An update on the status of this issue as of August 2022:

The null safety feature specification now specifies a run-time equality relation on reified types (implemented by operator ==). In short, we normalize the types and check syntactic equality (modulo different binding environments, e.g., prefix.C and C may be syntactically equal in this sense, but C and C are not syntactically equal when they resolve to different declarations).

Moreover, two constant type literals are identical if they are equal according to the above equality.

What remains to be resolved in this issue is canonicalization of reified types that are not constant expressions. In particular, typeOf<List<int>>() returns an object which is obtained by evaluating a type variable, and that is not a constant expression, and similarly for methods like typeArgument. We might choose to leave canonicalization for such reified types as an implementation specific property, but we might also come up with some rules where this space is specified for the language, or we may specify it partially by saying that certain situations must yield a canonical result.

Note that all examples in the comments above succeed today (the result is 'true' every time), which means that identical does hold for all these reified types from non-constant type literals, but we still need to consider to which extent canonicalization can occur. For instance, the following prints 'false' on the VM:

class E<X> {
  Type get listX => List<X>;
}

main() {
  print(identical(
    E<int>().listX,
    E<int>().listX,
  ));
}

[lrhn]

I'd be very wary about requiring canonicalization of run-time allocated values of any kind. That has a risk of memory leaks by keeping the canonical value alive for too long.

Imagine us saying that List<int> above should be canonicalized, then someone goes and puts an Expando on that object. Do we have to keep the object alive forever, just in case someone later creates a new List<int> and does an expando lookup on it? If the language semantics doesn't allow a GC to claim the unreferenced type object between those two situations, we have a memory leak. It can probably be written to allow the GC and still require that any two List<int> objects you actually have are identical. We promise canonicalization, but only among actually co-existing objects.

I'd rather not promise anything, and let implementations do what is more efficient. (Here too, I'd love if we threw in some randomness in debug/development mode, so people won't start depending on canonicalization where we don't actually promise it. We just need to break it often enough for bad tests to fail.)

[eernstg]

I'd be very wary about requiring canonicalization of run-time allocated values ...

Right, this kind of situation is exactly the reason why I said

We might choose to leave canonicalization for such reified types as an implementation specific property, but we might also come up with some rules where this space is specified for the language, or we may specify it partially by saying that certain situations must yield a canonical result.

You're basically arguing that canonicalization for reified types that are not obtained as the result of constant expression evaluation should be 100% implementation specific.

That's definitely a possibility, and it's easy to specify, and we already have an implementation. ;-)

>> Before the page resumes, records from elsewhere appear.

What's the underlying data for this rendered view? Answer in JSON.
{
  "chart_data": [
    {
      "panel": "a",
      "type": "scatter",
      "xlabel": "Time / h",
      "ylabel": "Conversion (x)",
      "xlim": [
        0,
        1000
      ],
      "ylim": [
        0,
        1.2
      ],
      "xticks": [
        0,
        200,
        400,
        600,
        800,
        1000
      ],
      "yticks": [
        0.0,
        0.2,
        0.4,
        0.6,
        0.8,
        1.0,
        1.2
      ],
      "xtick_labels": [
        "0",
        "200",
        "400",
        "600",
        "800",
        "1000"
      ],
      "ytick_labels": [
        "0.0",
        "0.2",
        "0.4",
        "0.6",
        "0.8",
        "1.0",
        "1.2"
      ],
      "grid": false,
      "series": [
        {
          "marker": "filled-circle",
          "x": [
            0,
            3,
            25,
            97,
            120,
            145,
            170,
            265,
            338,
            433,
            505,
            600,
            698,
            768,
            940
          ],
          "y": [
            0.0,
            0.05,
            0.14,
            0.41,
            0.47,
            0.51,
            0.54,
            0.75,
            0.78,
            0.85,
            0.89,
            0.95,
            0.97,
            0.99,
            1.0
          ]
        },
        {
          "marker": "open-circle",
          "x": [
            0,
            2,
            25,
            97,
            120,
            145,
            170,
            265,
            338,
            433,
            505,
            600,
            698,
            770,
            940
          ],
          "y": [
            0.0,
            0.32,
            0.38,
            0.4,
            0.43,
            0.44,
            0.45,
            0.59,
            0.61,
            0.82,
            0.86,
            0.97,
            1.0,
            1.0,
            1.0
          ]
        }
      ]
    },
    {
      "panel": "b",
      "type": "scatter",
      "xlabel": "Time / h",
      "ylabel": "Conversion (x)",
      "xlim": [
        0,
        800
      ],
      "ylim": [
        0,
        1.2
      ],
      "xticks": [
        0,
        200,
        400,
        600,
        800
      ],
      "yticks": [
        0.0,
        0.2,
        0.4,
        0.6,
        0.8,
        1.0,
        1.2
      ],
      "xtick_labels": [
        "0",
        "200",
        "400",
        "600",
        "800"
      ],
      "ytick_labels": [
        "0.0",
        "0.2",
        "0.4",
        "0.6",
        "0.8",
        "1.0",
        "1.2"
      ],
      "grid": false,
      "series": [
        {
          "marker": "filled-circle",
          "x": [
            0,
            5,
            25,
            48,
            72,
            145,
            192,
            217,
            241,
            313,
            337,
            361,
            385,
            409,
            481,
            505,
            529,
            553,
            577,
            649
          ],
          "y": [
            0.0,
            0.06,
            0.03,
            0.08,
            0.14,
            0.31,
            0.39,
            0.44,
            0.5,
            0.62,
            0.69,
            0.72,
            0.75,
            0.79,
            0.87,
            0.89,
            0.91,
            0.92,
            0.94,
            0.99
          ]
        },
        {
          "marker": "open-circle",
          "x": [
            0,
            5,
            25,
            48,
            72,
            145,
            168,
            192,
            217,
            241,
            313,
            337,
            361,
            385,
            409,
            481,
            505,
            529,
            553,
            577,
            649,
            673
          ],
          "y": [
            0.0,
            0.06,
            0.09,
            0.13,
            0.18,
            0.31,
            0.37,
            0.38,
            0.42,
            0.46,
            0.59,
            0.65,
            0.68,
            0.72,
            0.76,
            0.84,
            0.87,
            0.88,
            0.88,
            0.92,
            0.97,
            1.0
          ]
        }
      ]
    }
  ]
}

I'm just noting that we could consider cases like this:

class C<X> {
  Type get theX => X;
}

Type typeOf<X>() => X;

typedef IntList = List<int>;

void main() {
  void check(Type t) => print(identical(IntList, t));
  check(List<int>); // True!
  check(C<List<int>>().theX);
  check(typeOf<List<int>>());
}

In these cases there is a compile-time constant type T (which happens to be List<int>) which occurs as a type argument, and we're then obtaining a reified type representing T by evaluating that type argument. This seems to yield a canonicalized result today.

So maybe there are some cases like this where we would actually want to decide that the result should be canonicalized, even though the reified type is not obtained by evaluating a constant expression, especially if this behavior is something that large programs (say, using AngularDart) rely on.